According to this abstract from a paper titled "Why Is It Much Easier To Nucleate Gas Bubbles than Theory Predicts?":
Bubble nucleation from supersaturated gas solutions generally takes
place at much lower supersaturations than are expected from the
theory. Furthermore, the same theory predicts that the threshold
concentration of gas needed to cause nucleation should be essentially
independent of the gas species used, a finding contradicted by
experiment. There are two general explanations: first, that the
theory is wrong, or second, that there is a previously unidentified
factor which is influencing the results of the experiments. Given the
success of the fundamental theory in other areas, the second
explanation is preferred. The previously unrecognized factor is
identified here as being the surface activity of the gases which form
Although this is discussing conditions of low supersaturation and not subsaturation, I assume the same concepts apply, though it would cost me $40 to get the full article text and find out for sure.
I'm pretty sure what's happening here is that through the random motion of dissolved gas molecules, occasionally enough of them adhere to one another to form the nucleus of a bubble. Particularly at very small radii, the high surface tension of water dominates otherwise destructive forces, and a micro-bubble begins to form. But by the definition of saturation with respect to bubble formation, it would seem that you cannot have "macro-scale" bubble formation and growth persisting under conditions of subsaturation as equilibrium is reached.

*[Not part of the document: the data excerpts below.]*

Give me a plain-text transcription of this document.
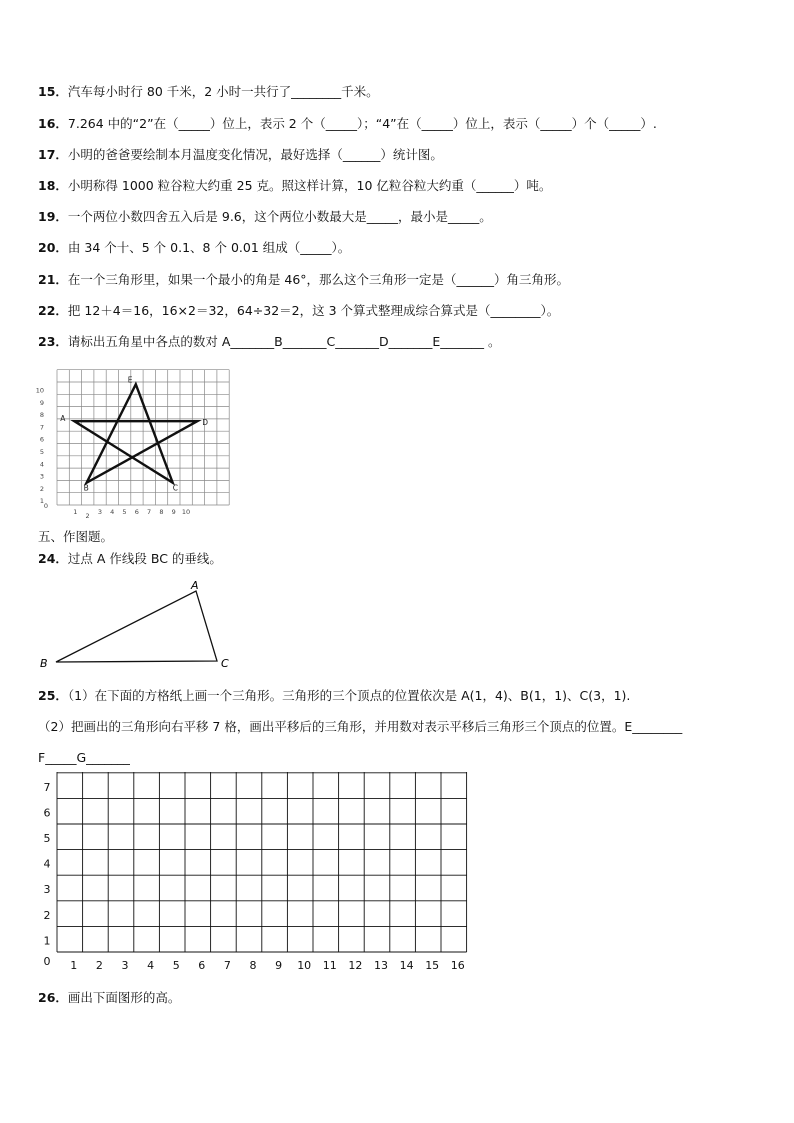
15．汽车每小时行 80 千米，2 小时一共行了________千米。
16．7.264 中的“2”在（_____）位上，表示 2 个（_____）；“4”在（_____）位上，表示（_____）个（_____）.
17．小明的爸爸要绘制本月温度变化情况，最好选择（______）统计图。
18．小明称得 1000 粒谷粒大约重 25 克。照这样计算，10 亿粒谷粒大约重（______）吨。
19．一个两位小数四舍五入后是 9.6，这个两位小数最大是_____，最小是_____。
20．由 34 个十、5 个 0.1、8 个 0.01 组成（_____）。
21．在一个三角形里，如果一个最小的角是 46°，那么这个三角形一定是（______）角三角形。
22．把 12＋4＝16，16×2＝32，64÷32＝2，这 3 个算式整理成综合算式是（________）。
23．请标出五角星中各点的数对 A_______B_______C_______D_______E_______ 。
1 2 3 4 5 6 7 8 9 10
1
2
3
4
5
6
7
8
9
10
0
A
B	C
D
E
五、作图题。
24．过点 A 作线段 BC 的垂线。
A
B	C
25．（1）在下面的方格纸上画一个三角形。三角形的三个顶点的位置依次是 A(1，4)、B(1，1)、C(3，1).
（2）把画出的三角形向右平移 7 格，画出平移后的三角形，并用数对表示平移后三角形三个顶点的位置。E________
F_____G_______
1 2 3 4 5 6 7 8 9 10 11 12 13 14 15 16
1
2
3
4
5
6
7
0
26．画出下面图形的高。
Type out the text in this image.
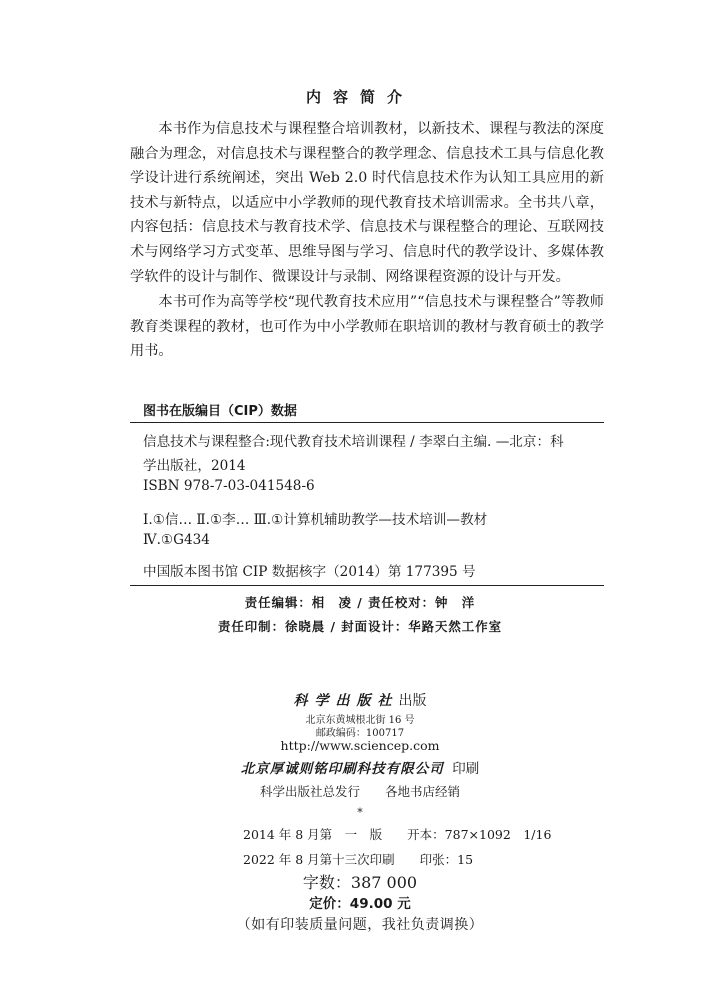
内容简介

本书作为信息技术与课程整合培训教材，以新技术、课程与教法的深度融合为理念，对信息技术与课程整合的教学理念、信息技术工具与信息化教学设计进行系统阐述，突出 Web 2.0 时代信息技术作为认知工具应用的新技术与新特点，以适应中小学教师的现代教育技术培训需求。全书共八章，内容包括：信息技术与教育技术学、信息技术与课程整合的理论、互联网技术与网络学习方式变革、思维导图与学习、信息时代的教学设计、多媒体教学软件的设计与制作、微课设计与录制、网络课程资源的设计与开发。

本书可作为高等学校“现代教育技术应用”“信息技术与课程整合”等教师教育类课程的教材，也可作为中小学教师在职培训的教材与教育硕士的教学用书。

图书在版编目（CIP）数据
信息技术与课程整合:现代教育技术培训课程 / 李翠白主编. —北京：科
学出版社，2014
ISBN 978-7-03-041548-6
Ⅰ.①信… Ⅱ.①李… Ⅲ.①计算机辅助教学—技术培训—教材
Ⅳ.①G434
中国版本图书馆 CIP 数据核字（2014）第 177395 号
责任编辑：相　凌 / 责任校对：钟　洋
责任印制：徐晓晨 / 封面设计：华路天然工作室
科学出版社出版
北京东黄城根北街 16 号
邮政编码：100717
http://www.sciencep.com
北京厚诚则铭印刷科技有限公司 印刷
科学出版社总发行　　各地书店经销
*
2014 年 8 月第　一　版　　开本：787×1092　1/16
2022 年 8 月第十三次印刷　　印张：15
字数：387 000
定价：49.00 元
（如有印装质量问题，我社负责调换）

If I can paraphrase your question as:
"If I lower the gas pressure to below its saturation pressure, does
the gas come out of solution if there are no interfaces (nuclei) for
bubbles to form?"
then the answer is yes, regardless of the presence or absence of bubbles. The dissolved gas molecules will partition at the gas-liquid interface until equilibrium concentrations are achieved in each phase. If some gas bubble began to form, it would quickly redissolve under conditions of subsaturation with respect to the gas solubility.
Unless I'm missing something about the importance of bubbles in your question, this would pretty clearly be the bottom line answer. Please comment if I've missed the crux of your question.